O volume The complete studio recorded duets, relativo às colaborações com Louis Armstrong, é de escasso interesse, pois apenas restitui na íntegra Ella & Louis (1956), estando Ella & Louis again (1957) e Porgy & Bess (1957) restituídos apenas parcialmente.
[“I won’t dance”, de Jerome Kern & Dorothy Fields, por Ella Fitzgerald, em Ella swings brightly with Nelson]
Billie Holiday está representada com quatro álbuns Verve: Music for torching (1955) e Velvet mood (1955) são discos de estúdio em que é acompanhada por um estupendo sexteto com Harry Edison, Benny Carter, Jimmy Rowles e Barney Kessell; At Jazz at the Philharmonic (1945-46) e At Newport (1957) são discos ao vivo. Há quem entenda que os álbuns Verve de meados da década de 1950 dão a ouvir uma Billie Holiday em decadência – mas o desgaste vocal é mais que compensado pelo pathos intenso que Holiday confere a todas as canções.
[“Come rain or come shine”, por Billie Holiday, em Music for torching]
https://www.youtube.com/watch?v=RQRLubS8EwM
Lena Horne (não confundir com a também estimável Shirley Horn) é outra cantora cuja carreira descreve um vasto arco, cujo início se situa em 1933, quando, aos 16 anos, se juntou ao coro residente do Cotton Club, e cujo derradeiro registo, orgulhosamente intitulado Being myself (Blue Note), data de 1998. Pelo meio teve intensa actividade como actriz de cinema, carreira que teve um fim quando o clima de paranóia anti-comunista instaurado em Hollywood levou à sua inclusão na “lista negra”. As dificuldades enfrentadas no cinema acabaram por levá-la a redireccionar os seus múltiplos talentos para o jazz e, mais tarde, para a Broadway.
A Avid juntou quatro álbuns RCA do seu melhor período: Stormy weather (1956-57), At the Waldorf Astoria (1957, ao vivo), Give the lady what she wants (1958) e A friend of yours: Songs by Burke & Van Heusen (1959).
[“Stormy weather”, de Harold Arlen & Ted Koehler, do álbum homónimo de Lena Horne, gravado em 1956-57 – uma das muitas versões que gravou de uma canção a que ficou indelevelmente associada]
[Outra interpretação da mesma canção por Lena Horne, 13 anos antes, no filme Stormy weather (1943)]

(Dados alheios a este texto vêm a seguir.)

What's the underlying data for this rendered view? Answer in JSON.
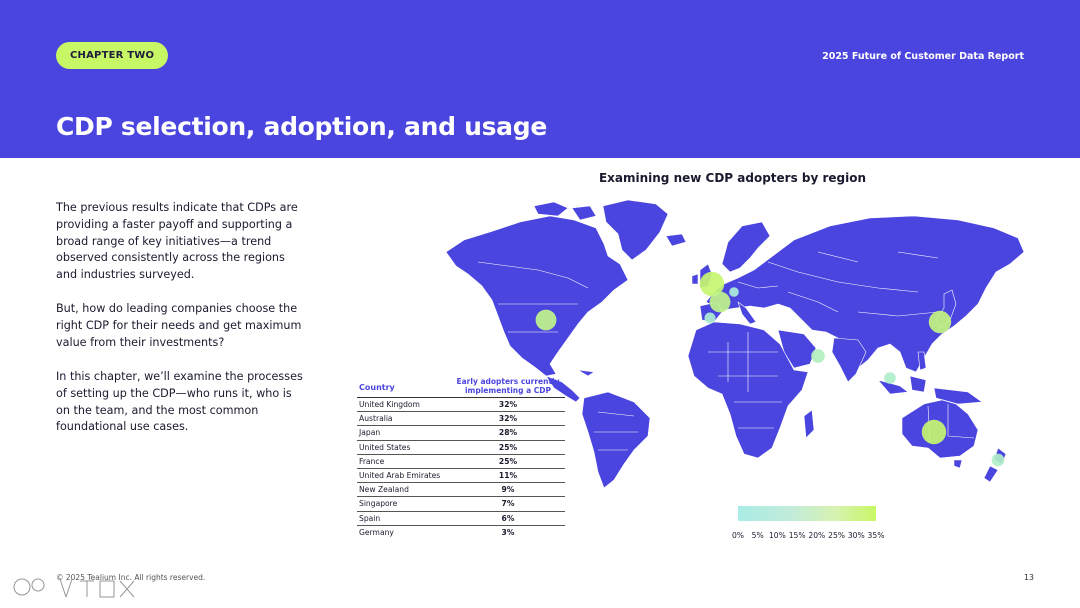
{
  "header": {
    "chapter": "CHAPTER TWO",
    "report_title": "2025 Future of Customer Data Report",
    "heading": "CDP selection, adoption, and usage"
  },
  "body": {
    "p1": "The previous results indicate that CDPs are providing a faster payoff and supporting a broad range of key initiatives—a trend observed consistently across the regions and industries surveyed.",
    "p2": "But, how do leading companies choose the right CDP for their needs and get maximum value from their investments?",
    "p3": "In this chapter, we’ll examine the processes of setting up the CDP—who runs it, who is on the team, and the most common foundational use cases."
  },
  "map": {
    "title": "Examining new CDP adopters by region",
    "land_color": "#4b45e0",
    "low_color": "#a9ece6",
    "high_color": "#c8f766"
  },
  "table": {
    "col_country": "Country",
    "col_value": "Early adopters currently implementing a CDP",
    "rows": [
      {
        "country": "United Kingdom",
        "value": "32%"
      },
      {
        "country": "Australia",
        "value": "32%"
      },
      {
        "country": "Japan",
        "value": "28%"
      },
      {
        "country": "United States",
        "value": "25%"
      },
      {
        "country": "France",
        "value": "25%"
      },
      {
        "country": "United Arab Emirates",
        "value": "11%"
      },
      {
        "country": "New Zealand",
        "value": "9%"
      },
      {
        "country": "Singapore",
        "value": "7%"
      },
      {
        "country": "Spain",
        "value": "6%"
      },
      {
        "country": "Germany",
        "value": "3%"
      }
    ]
  },
  "legend": {
    "ticks": [
      "0%",
      "5%",
      "10%",
      "15%",
      "20%",
      "25%",
      "30%",
      "35%"
    ]
  },
  "footer": {
    "copyright": "© 2025 Tealium Inc. All rights reserved.",
    "page": "13"
  }
}
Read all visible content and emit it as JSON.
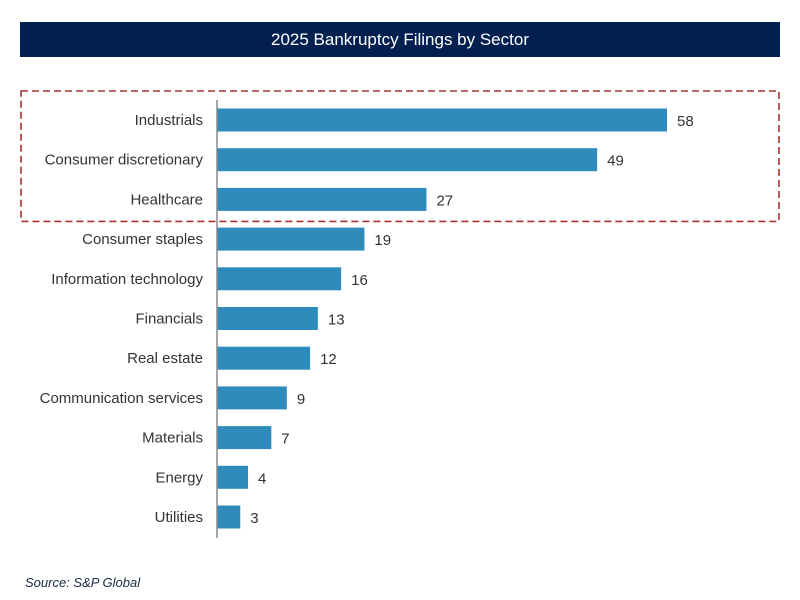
{
  "header": {
    "title": "2025 Bankruptcy Filings by Sector"
  },
  "footer": {
    "source": "Source: S&P Global"
  },
  "colors": {
    "title_bg": "#012050",
    "bar": "#2e8bbb",
    "highlight_border": "#a83232",
    "axis": "#888888"
  },
  "chart_data": {
    "type": "bar",
    "orientation": "horizontal",
    "title": "2025 Bankruptcy Filings by Sector",
    "xlabel": "",
    "ylabel": "",
    "xlim": [
      0,
      60
    ],
    "grid": false,
    "legend": "none",
    "categories": [
      "Industrials",
      "Consumer discretionary",
      "Healthcare",
      "Consumer staples",
      "Information technology",
      "Financials",
      "Real estate",
      "Communication services",
      "Materials",
      "Energy",
      "Utilities"
    ],
    "values": [
      58,
      49,
      27,
      19,
      16,
      13,
      12,
      9,
      7,
      4,
      3
    ],
    "highlighted_categories": [
      "Industrials",
      "Consumer discretionary",
      "Healthcare"
    ]
  }
}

https://www.youtube.com/watch?v=zJvYo5pZEfE
Da longa discografia de Carmen McRae foram seleccionados quatro álbuns Decca, de início de carreira: Torchy! (1956), After glow (1957), Mad about the man (1957-58) e Birds of a feather (1958). Este último tem a particularidade de coligir canções com alusões ornitológicas e de contar com o saxofone tenor caloroso e sensual de Ben Webster.
[O canto da cotovia: “Skylark”, de Johnny Mercer & Hoagy Carmichael, do álbum Birds of a feather, de Carmen McRae]
https://www.youtube.com/watch?v=41uQvy1mO94
Anita O’Day fez questão de não se encaixar no estereótipo da diva irradiando glamour e afectação e sempre se considerou como mais um membro da banda. O seu espírito rebelde e inconformado manifestou-se cedo: saiu de casa aos 14 anos para fazer vida como concorrente nas maratonas de dança em voga nos EUA durante a Grande Depressão (uma febre que seria retratada, décadas depois, no filme Os cavalos também se abatem). Depois de cantar em nightclubs, o seu talento acabou por dar nas vistas, levando-a a ser convidada a juntar-se à orquestra de Gene Krupa em 1941, de onde transitou, três anos depois, para a orquestra de Stan Kenton. A posse e consumo de estupefacientes levaram-na a passar breves temporadas na prisão no final dos anos 40, início dos anos 50, mas não impediram que iniciasse uma marcante e prolífica discografia em nome próprio para a Verve. Foi a esta que a Avid foi buscar oito álbuns: The lady is a tramp (1952, também conhecido como Anita O’Day sings jazz), An evening with Anita O’Day (1954-55, também conhecido como Songs by Anita O’Day), Anita (1955, também editado sob o título This is Anita), Pick yourself up with Anita O’Day (1957), Anita sings the most (1957, também editado com o título Sings for Oscar, por o registo contar com Oscar Peterson), Cool heat (1959), Waiter, make mine blues (1960) e Incomparable! (1960).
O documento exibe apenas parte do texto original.